Hardly could there be a situation where no one answer was more correct than others.

Now, Tuesday, he is stable. Already since yesterday no fever, the combination of treatments and antibiotic appearing to work. How do I know the scopolamine patch was, while not the actual culprit, one which must be regarded warily and thus used sparingly? In the endless number of lung infections there is always a pattern where by the time the lethargy and somnolence begin to give way ever so slightly, Segev begins the serious work of expelling liters of congestion from his lungs, which did not happen here. Simply too dry. Double the number of nebulizer sessions were needed and still very little movement in the lungs, his saturation hovering at 89-90%, without correlation to the amount of oxygen supplementation (6 liters/min added nothing).

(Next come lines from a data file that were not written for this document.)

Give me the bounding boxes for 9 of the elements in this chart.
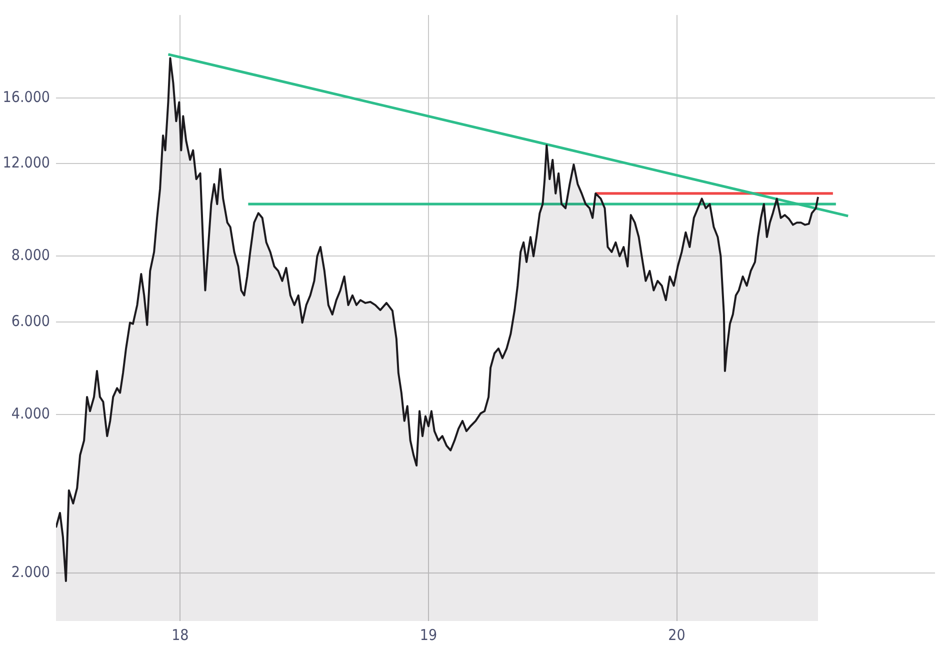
y-tick-label: 2.000 bbox=[11, 562, 50, 581]
y-tick-label: 8.000 bbox=[11, 246, 50, 264]
y-tick-label: 12.000 bbox=[2, 153, 50, 172]
x-tick-label: 20 bbox=[668, 626, 686, 644]
x-tick-label: 19 bbox=[420, 626, 438, 644]
y-tick-label: 6.000 bbox=[11, 312, 50, 330]
y-tick-label: 16.000 bbox=[2, 88, 50, 106]
x-tick-label: 18 bbox=[172, 626, 189, 644]
y-tick-label: 4.000 bbox=[11, 404, 50, 422]
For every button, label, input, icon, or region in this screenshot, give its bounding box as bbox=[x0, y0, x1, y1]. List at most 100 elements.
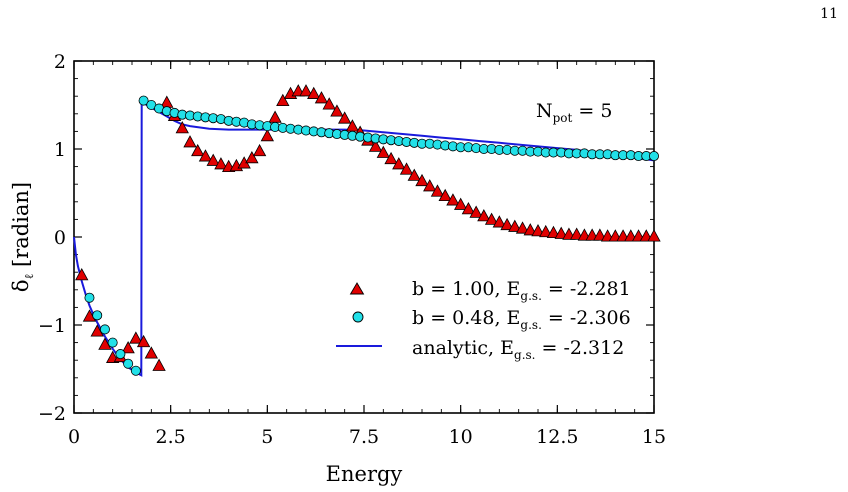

There is a definite increase in seizure activity, possibly due to the kind of antibiotic (ciprofloxacin) but the vomiting has begun to subside and he is reacting more each day. In between all this I still had to work a full day on Sunday, since landlords wait for no man, nevertheless cancelling my last patient in order to return early (9 p.m.) and assess and address (an hour long series of treatments) while he was at his mother's, till Monday morning. Each day, in this life, I look toward a small measure of expectations which can be reasonably met, and give thanks even when those expectations are not realized. To say I am not happy about the whole thing, would be an understatement, as the expectations of my normalcy grow more subdued and distant. To remedy this I am looking for help on the outside, contrary to my nature, and surprisingly or not, publishing the 2nd volume of poetry feels like a step forward.

Healing, empowering, thriving.

This brings me to my friend P. Dzialo and his long awaited return to the world of bloggn'. Of course each one of us has their own reason for using, or not, this particular form of expression. A form that, in many cases, entails sharing of personal issues as well as thoughts about it all. For me what is personal and what is private became rather blurred as this hermetic life nearly became a fait accompli until I realized I was, after all of these years,  in the midst of a real life depression. The realization in itself was a marker that the turnaround had already begun (apparently without my prior knowledge or approval) and as Phil has done for me time and again, especially with his latest post, I look towards friendship and support to keep the story going.

1 comment:

  1. Thanks, Eric, I hope that I live up to your expectations! As long as we have known each other, we have ridden the roller coaster, more you than I. I hope Segev's "roller coaster" is small blip on the mighty screen of life...the movie will continue despite the blips. The warmest greetings to dad and Segev...always in our thoughts (and dreams).